Inside the classrooms are wooden plank tables covered in bodies. They look like plaster models - white, powdery, shrunken and too small, too delicate to be real. But the smell and the dull buzzing of flies confirm the truth. The smell is not overpowering as it must have been 15 years ago, but it clings to you and in your memory, so even days after I am suddenly sure I can smell it again. In some ways the bodies just look like the replication of terror and pain that we associate with horror movies and halloween - your mind wants to see them that way. But each one is different, an individual experience frozen in time and space. Some are screaming, the shrunken tissue on the skull revealing the muscles and tendons contorting like the rest of the body. Some curl up to protect themselves, to hide, or to shelter someone else. Others twist away, frozen in their final attempt of escape. And many others are mangled, in impossible positions, limbs pointing in the wrong direction or ending without the neccesary appendage. A spine seem to twist up through a rib cage.

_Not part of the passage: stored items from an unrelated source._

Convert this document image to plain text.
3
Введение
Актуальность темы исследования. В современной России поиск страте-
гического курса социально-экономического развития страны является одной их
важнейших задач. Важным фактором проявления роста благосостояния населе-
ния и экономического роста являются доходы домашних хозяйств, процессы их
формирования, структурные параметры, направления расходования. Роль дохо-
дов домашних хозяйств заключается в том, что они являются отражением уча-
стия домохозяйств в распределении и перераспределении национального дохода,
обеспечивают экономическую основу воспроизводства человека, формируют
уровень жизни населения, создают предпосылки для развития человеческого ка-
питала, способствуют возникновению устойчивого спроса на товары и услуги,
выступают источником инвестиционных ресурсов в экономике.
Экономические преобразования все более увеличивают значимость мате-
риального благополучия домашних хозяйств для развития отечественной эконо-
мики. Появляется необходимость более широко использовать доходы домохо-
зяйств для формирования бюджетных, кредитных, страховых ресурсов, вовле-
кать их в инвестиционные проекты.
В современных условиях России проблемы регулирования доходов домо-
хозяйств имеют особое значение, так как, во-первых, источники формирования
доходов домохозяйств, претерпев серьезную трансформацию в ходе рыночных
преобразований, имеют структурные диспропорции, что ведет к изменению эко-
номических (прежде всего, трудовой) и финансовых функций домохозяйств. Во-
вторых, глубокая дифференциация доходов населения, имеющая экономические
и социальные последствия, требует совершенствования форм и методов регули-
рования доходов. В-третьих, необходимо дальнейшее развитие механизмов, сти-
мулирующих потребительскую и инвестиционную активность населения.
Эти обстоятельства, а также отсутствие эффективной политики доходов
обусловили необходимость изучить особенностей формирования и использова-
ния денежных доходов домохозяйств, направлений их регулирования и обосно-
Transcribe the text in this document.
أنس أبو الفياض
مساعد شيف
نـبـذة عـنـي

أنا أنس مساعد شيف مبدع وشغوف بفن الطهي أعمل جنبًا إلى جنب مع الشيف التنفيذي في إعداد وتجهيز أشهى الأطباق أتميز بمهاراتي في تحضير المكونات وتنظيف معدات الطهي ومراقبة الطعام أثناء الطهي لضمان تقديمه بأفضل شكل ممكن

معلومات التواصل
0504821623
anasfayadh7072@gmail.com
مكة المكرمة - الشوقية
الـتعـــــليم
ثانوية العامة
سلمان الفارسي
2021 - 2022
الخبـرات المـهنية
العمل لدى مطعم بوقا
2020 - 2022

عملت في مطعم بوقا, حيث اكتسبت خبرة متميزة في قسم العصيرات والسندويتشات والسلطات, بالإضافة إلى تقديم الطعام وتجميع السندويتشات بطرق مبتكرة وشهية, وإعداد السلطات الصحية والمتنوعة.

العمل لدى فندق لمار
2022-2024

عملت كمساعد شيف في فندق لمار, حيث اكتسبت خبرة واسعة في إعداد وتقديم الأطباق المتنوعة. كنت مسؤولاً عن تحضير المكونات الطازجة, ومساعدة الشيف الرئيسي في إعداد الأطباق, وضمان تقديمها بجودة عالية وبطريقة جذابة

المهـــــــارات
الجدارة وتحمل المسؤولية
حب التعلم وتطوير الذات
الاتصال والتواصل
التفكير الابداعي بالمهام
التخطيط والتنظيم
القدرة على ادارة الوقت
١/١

An entire body folds in on itself. A skull is flat. Or not even there. I could go on...
Death is often described as a great equalizing force; everyone looks the same when they're dead and decayed. But the bodies I saw were totally foreign. It's true that their race or ethnicity, religion, politics, gender, etc could not be determined. But I did not look at them and recognize the same shapes in the live people I see around me, in myself. The connection was incomprehensible, the implication sent my brain reeling in disbelief.
And after we went through all the rooms, and saw the volley ball field, and where the French flag had flown, and an excavated mass grave (a pit so massive it required catipillars to dig it originally), and talked to the director of the site with people patiently translating for me the whole time, we left.
I had assumed that the drive home would lack the laughing conversations of the way there, of a group of collegues on a sunny Saturday morning drive, but after a few minutes I was the only one still silent. Everyone else was talking and laughing like it was a normal day, and for most of them it probably was.